Mesilla has faced recent staffing challenges, Barraza said, during which she lent a hand with community development and in the town clerk’s office.

“Whatever it takes to do the job, I will step in to best of my ability,” Barraza said.

She said Gloria Maya was promoted to town clerk from deputy town clerk in February. The town, she said, is seeking a new fire chief to replace Kevin Hoban, who retired at the end of the year.

Hoban “set a very high standard,” Barraza said. “I feel we have the best volunteer fire department in the whole state of New Mexico.”

Renovations to the town public safety building included providing sleeping quarters, a kitchen, showers and a TV room for volunteer firefighters, she said.
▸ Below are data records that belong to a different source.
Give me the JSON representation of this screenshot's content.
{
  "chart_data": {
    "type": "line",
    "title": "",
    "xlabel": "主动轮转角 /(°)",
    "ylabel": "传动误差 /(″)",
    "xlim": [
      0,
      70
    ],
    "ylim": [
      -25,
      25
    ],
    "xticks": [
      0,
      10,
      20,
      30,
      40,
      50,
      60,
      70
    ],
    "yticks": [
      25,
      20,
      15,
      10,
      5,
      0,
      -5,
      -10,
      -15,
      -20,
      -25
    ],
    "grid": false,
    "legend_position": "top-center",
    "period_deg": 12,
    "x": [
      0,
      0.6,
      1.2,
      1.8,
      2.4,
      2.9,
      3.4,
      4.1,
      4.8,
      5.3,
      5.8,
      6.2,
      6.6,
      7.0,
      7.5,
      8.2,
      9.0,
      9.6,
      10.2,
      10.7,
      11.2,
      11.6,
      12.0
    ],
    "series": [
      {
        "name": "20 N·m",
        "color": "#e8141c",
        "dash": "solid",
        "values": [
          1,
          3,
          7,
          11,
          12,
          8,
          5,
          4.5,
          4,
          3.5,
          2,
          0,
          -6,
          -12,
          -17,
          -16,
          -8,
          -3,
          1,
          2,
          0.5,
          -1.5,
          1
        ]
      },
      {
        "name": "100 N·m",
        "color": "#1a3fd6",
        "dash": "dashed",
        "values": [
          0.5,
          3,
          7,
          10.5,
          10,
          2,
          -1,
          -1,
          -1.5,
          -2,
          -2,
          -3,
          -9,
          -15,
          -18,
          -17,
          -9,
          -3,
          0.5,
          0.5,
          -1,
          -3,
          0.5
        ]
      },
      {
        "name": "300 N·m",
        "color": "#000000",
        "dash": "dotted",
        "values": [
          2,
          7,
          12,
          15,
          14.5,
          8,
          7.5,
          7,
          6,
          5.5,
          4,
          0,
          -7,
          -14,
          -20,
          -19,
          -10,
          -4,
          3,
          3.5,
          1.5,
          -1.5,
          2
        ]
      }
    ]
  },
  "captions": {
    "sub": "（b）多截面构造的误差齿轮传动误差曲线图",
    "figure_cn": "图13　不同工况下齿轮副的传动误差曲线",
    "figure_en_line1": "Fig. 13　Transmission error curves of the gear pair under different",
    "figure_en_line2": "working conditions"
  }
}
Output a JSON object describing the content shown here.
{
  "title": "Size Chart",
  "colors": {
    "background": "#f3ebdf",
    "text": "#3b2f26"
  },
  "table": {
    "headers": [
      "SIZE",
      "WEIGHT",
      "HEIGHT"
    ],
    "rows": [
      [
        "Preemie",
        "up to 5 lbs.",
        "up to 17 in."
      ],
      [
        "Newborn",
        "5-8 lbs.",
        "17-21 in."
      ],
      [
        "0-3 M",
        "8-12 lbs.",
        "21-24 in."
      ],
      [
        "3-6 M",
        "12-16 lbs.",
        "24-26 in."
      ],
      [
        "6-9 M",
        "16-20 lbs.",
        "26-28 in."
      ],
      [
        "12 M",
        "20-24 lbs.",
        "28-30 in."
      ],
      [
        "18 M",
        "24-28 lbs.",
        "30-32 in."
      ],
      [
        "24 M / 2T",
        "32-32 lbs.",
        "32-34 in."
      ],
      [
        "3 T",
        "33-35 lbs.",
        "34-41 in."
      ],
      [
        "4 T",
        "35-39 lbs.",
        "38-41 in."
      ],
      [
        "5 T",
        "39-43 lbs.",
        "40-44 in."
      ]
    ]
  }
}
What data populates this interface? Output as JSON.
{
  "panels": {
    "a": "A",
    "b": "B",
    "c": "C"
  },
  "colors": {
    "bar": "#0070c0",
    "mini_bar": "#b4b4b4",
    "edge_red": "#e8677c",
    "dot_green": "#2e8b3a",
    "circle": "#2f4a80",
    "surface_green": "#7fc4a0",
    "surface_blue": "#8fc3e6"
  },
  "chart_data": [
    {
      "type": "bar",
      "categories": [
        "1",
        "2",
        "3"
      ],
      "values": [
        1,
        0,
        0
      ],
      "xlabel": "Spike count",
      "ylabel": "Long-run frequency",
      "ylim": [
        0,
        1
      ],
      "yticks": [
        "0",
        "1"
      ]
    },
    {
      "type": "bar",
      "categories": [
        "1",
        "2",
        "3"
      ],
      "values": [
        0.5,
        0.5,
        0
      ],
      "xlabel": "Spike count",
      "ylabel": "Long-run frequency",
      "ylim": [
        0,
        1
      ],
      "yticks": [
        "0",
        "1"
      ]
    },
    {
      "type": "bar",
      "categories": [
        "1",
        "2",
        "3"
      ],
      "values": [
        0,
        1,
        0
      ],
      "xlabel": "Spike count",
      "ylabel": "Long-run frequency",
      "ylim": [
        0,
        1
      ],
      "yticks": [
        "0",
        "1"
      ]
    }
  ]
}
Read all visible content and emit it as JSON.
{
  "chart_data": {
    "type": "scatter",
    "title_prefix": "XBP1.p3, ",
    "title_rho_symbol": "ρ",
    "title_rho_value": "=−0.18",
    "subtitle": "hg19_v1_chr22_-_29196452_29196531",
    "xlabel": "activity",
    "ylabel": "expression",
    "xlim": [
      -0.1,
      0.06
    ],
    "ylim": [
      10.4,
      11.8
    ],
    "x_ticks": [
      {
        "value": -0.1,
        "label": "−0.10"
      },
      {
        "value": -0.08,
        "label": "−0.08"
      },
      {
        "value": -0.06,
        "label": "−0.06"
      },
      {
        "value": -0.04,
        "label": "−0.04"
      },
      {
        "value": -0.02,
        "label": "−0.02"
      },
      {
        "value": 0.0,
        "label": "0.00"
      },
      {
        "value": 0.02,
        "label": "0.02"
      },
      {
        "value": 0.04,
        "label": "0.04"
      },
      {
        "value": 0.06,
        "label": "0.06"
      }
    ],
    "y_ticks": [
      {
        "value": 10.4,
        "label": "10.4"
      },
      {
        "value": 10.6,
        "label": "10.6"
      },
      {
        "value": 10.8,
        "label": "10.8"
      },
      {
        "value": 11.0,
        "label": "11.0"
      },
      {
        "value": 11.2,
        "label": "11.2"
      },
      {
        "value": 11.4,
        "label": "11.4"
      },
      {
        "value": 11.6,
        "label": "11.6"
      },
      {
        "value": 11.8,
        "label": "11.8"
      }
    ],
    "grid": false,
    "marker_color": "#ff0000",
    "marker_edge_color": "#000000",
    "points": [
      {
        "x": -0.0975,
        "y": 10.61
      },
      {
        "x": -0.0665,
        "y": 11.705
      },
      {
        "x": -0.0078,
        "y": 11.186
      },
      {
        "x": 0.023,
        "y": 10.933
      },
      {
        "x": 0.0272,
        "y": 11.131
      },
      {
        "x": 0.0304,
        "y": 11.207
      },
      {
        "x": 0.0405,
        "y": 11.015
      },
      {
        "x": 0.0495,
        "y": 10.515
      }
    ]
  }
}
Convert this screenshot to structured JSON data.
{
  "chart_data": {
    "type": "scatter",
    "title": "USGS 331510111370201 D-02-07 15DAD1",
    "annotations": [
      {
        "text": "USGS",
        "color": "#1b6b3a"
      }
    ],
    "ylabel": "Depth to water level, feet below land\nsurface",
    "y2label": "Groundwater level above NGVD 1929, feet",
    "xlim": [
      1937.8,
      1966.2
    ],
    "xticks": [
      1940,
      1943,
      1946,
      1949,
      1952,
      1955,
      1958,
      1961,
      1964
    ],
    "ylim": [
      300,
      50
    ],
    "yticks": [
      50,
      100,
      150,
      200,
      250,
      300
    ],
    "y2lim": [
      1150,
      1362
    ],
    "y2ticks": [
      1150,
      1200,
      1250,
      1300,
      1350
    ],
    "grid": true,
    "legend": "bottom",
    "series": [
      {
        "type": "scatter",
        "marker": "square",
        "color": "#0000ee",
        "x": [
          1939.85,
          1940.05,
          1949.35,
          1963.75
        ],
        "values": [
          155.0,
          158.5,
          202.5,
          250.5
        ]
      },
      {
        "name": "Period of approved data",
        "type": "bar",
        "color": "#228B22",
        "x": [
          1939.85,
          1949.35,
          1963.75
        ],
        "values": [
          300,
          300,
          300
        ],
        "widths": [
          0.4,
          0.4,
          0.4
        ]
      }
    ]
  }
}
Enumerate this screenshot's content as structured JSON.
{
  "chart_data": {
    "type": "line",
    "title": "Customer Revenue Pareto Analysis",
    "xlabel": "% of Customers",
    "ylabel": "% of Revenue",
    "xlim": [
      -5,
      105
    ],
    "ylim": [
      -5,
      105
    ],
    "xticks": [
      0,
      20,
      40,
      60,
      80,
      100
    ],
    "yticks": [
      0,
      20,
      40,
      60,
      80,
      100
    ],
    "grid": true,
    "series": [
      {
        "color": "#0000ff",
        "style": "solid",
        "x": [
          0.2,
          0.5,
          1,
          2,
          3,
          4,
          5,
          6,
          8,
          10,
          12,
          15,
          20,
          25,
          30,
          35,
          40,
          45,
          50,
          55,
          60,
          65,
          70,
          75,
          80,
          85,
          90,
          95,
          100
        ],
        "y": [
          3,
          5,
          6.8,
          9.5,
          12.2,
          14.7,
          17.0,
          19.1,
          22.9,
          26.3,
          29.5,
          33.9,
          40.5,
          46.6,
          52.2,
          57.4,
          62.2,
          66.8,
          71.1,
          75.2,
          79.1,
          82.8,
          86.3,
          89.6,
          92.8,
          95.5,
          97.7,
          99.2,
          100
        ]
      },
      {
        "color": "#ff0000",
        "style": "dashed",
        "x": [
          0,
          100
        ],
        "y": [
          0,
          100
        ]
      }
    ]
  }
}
Barraza said she also is “very satisfied” with the service provided by Mesilla Town Marshal Enrique Salas and his staff.

The majority of Mesilla’s gross receipts tax collections come from visitors to the community, and it is important to continue that, she said. But the town also must “preserve our history” and the community events and activities that are “special to us,” and share that experience with visitors.

During her two trips to Washington, D.C. to advocate for the creation of Organ Mountain Desert Peaks National Monument, Barraza said she stressed “the importance of preservation.”

Barraza is fifth generation Mesillera.

“That’s why I take my role so seriously,” she said. “My roots are here. My heart is definitely here in the Town of Mesilla.”

Barraza, the third of six children, was the last one born in her parents’ Mesilla home, she said.

She and her husband, Paul, have been married for 48 years and have two children and four grandchildren.

Barraza said Mesilla icon J. Paul Taylor, who died in February at age 102, was a long-time friend and mentor.

“His legacy will live on for the Town of Mesilla and the whole community,” she said.

After her retirement from LCPS, Barraza was office manager for the Basilica of San Albino in Mesilla for two years before she was elected mayor.

She currently serves as chair of the South Central Council of Governments, vice chair (and former chair) of the South Central Regional Transit District Board of Directors and a member of the New Mexico Municipal League, Mesilla Valley Metropolitan Planning Organization and the J. Paul Taylor Museum Board.